En Bolivie, la déforestation de l’Amazonie avance aussi vite qu’elle recule au Brésil
Alors que le Brésil affiche une baisse historique de la déforestation en Amazonie grâce à des politiques environnementales renforcées, la Bolivie, confrontée à une crise économique et sociale, devient paradoxalement le théâtre d’une dégradation accélérée de ses forêts tropicales. Ce basculement révèle les limites des stratégies brésiliennes face à la porosité des frontières et à l’attractivité des réglementations plus souples, transformant la Bolivie en un laboratoire des conséquences d’un relâchement des normes environnementales en Amazonie.
Pourquoi la Bolivie enregistre-t-elle une déforestation aussi rapide malgré la baisse au Brésil ?
La Bolivie subit une crise économique profonde, marquée par une inflation galopante et l’effondrement des revenus liés au gaz naturel, poussant le gouvernement à privilégier des cultures d’exportation comme le soja et à assouplir les normes environnementales pour attirer des investisseurs, notamment brésiliens.

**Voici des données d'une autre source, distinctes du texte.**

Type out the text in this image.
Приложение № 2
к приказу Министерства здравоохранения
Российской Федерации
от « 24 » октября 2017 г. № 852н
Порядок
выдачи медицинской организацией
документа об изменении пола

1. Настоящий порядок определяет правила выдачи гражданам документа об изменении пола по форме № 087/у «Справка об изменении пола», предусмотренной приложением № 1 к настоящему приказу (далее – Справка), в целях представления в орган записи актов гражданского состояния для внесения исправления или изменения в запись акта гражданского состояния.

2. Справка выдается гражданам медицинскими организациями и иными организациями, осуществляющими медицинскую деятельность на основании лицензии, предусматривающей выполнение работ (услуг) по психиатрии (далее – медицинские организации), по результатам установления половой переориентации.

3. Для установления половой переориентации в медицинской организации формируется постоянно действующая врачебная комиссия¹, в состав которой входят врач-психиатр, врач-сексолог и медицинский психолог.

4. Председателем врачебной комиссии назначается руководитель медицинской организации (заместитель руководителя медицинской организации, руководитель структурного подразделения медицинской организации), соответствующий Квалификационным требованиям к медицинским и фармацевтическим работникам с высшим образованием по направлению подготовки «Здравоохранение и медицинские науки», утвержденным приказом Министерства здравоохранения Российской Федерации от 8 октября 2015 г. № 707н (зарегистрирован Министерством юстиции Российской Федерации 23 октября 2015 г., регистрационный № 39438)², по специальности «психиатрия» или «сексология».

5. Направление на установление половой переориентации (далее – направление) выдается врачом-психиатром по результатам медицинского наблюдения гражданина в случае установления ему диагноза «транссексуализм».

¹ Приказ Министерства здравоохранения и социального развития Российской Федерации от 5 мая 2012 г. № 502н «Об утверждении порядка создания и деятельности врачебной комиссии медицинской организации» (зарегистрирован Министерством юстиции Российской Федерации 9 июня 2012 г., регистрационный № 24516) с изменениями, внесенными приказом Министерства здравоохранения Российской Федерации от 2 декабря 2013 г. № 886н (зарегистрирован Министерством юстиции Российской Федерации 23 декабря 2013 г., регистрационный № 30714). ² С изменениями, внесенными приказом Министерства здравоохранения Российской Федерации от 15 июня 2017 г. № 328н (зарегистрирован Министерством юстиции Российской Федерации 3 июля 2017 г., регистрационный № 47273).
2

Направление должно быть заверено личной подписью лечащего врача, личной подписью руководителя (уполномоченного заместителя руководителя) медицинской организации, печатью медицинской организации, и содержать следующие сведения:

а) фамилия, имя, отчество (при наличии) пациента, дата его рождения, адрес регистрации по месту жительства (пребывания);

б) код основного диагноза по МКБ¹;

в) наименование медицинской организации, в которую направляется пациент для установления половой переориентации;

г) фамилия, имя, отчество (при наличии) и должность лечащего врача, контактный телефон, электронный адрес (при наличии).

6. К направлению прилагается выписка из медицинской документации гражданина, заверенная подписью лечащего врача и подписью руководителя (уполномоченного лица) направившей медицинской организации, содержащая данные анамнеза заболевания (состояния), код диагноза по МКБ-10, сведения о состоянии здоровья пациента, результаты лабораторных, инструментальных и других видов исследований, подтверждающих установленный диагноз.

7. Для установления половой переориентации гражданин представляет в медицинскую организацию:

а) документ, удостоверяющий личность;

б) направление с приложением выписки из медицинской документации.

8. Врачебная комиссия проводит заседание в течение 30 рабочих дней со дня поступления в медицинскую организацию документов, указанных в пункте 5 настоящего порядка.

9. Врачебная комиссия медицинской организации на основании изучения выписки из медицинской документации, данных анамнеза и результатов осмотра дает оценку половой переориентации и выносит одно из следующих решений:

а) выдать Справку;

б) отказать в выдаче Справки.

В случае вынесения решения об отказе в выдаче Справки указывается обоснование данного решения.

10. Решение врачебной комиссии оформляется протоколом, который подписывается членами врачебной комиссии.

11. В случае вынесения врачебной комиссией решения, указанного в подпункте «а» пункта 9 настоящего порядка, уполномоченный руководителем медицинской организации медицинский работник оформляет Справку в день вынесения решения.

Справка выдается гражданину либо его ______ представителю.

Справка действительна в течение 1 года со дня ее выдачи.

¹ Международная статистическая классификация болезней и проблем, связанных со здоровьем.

Parallèlement, la région de Chiquitania, frontalière du Brésil, est devenue une zone de spéculation foncière où des producteurs brésiliens, confrontés à des contrôles plus stricts dans leur pays, exploitent des terres boliviennes moins réglementées.
Quels acteurs sont directement impliqués dans cette dynamique de déforestation en Bolivie ?
Les principaux acteurs incluent les producteurs brésiliens de viande et de soja, attirés par des coûts et des réglementations moins contraignants, ainsi que des groupes spécialisés dans le trafic foncier qui profitent des incendies et des lacunes légales pour accaparer des terres. Les populations autochtones, dont les territoires sont directement menacés, sont les premières victimes de cette exploitation, tandis que le gouvernement bolivien, en quête de croissance économique, joue un rôle ambigu en maintenant des lois environnementales laxistes.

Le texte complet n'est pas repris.